Now, having ignored Dyer and this world for so long, I find myself reading his latest book, whose full title is: Zona, A Book about a Film about a Journey to a Room. It’s a blow by blow account of Tarkovsky’s Stalker. In another culture, this might not be such a surprising tome, with its overtly Barthesian premise, but in London it marks Dyer out as a maverick. People are far more likely to talk about Tarkovsky than watch his films. The intellectual exercise of writing a book about Stalker would by and large be viewed as a pretentious Europhile project. Of course, having pulled it off, it then becomes brilliant. As indeed it is. Zona is a small tour de force, a mini-Pegasus, flying over Tarkovsky’s territory, his zone, appropriating the master’s work as a means of displaying the writer’s breath of vision as well as his loyalty. It’s a book about the way in which time works, the way in which we create anchors to measure our progress. For Dyer, Stalker is one such anchor. It’s a point of constant reference, with regard to his relationship with cinema, and hence art, but also his own changing desires and ambitions.

At the heart of the book, as at the heart of the film, is the Room. The room is the place where our greatest desire can be realised. It’s only here that one starts to question the writer’s authenticity. His greatest desire, as he puts it, is so banal that it threatens to undercut the validity of his whole project. As though, on the cusp of the room, his inherent Englishness suddenly exerts itself, and he rises up against any risk of being branded a pseudo-intellectual Europhile. All of a sudden, the book veers towards GQ territory. Denuding his deepest desires, Dyer redeems himself. He doesn’t want to be a savant or a yogi or a radical or a revolutionary. He wants to get wasted and be an extra in Shame, hanging out with a desiccated, overacting Fassbender, whom he vaguely resembles.  
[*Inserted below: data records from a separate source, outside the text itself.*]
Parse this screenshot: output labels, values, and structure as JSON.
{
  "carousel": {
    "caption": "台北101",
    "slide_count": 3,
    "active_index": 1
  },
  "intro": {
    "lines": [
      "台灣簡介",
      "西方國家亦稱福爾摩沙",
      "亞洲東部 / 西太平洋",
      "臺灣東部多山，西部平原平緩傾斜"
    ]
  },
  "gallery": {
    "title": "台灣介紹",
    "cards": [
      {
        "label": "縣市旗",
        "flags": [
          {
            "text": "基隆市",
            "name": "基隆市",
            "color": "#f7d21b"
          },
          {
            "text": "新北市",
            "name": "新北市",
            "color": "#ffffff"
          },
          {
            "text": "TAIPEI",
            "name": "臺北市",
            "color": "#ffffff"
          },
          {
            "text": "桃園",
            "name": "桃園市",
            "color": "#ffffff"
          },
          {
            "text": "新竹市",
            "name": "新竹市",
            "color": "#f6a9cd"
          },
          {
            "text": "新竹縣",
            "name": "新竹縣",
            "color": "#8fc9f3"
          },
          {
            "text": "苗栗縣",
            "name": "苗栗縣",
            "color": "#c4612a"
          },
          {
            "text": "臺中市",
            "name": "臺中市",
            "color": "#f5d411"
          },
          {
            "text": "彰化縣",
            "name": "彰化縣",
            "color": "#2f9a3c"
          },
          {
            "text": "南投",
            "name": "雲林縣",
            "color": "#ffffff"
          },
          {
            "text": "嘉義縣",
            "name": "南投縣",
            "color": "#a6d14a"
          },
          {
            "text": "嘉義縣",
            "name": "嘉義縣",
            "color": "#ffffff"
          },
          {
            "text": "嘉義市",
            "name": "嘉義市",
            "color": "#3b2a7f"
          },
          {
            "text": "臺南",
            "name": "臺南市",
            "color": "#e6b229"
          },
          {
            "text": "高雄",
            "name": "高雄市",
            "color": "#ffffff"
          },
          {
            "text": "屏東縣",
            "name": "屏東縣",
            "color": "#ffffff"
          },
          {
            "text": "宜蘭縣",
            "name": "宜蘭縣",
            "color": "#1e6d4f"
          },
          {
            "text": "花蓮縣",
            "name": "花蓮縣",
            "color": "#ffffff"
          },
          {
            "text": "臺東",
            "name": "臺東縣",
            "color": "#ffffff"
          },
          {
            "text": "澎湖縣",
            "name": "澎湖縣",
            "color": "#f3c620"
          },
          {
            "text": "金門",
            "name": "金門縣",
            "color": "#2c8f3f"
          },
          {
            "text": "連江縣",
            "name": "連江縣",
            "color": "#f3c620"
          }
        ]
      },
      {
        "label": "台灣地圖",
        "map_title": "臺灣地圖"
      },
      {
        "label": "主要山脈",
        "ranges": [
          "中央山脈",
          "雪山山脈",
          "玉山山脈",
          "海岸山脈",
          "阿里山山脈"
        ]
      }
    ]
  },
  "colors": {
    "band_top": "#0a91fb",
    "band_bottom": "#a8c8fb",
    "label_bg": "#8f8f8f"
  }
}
I have my doubts. I have a feeling that in the background of Dyer’s supposed orgy, his veritable Room, there would be a screen with a film on it. Something by Antonioni. Which would gradually lure him in. Whilst others hedonised, his mind would drift. In spite of his best intentions to pillage like an Anglo-Saxon, he’d turn to the critic, who just happened to be there because he’s a critic, not a writer, so can get away with the odd orgy without feeling like he’s blowing his creative juices, and find himself locked into a conversation about Barthes. Or Flaubert. Or Virginia Bloody Woolf.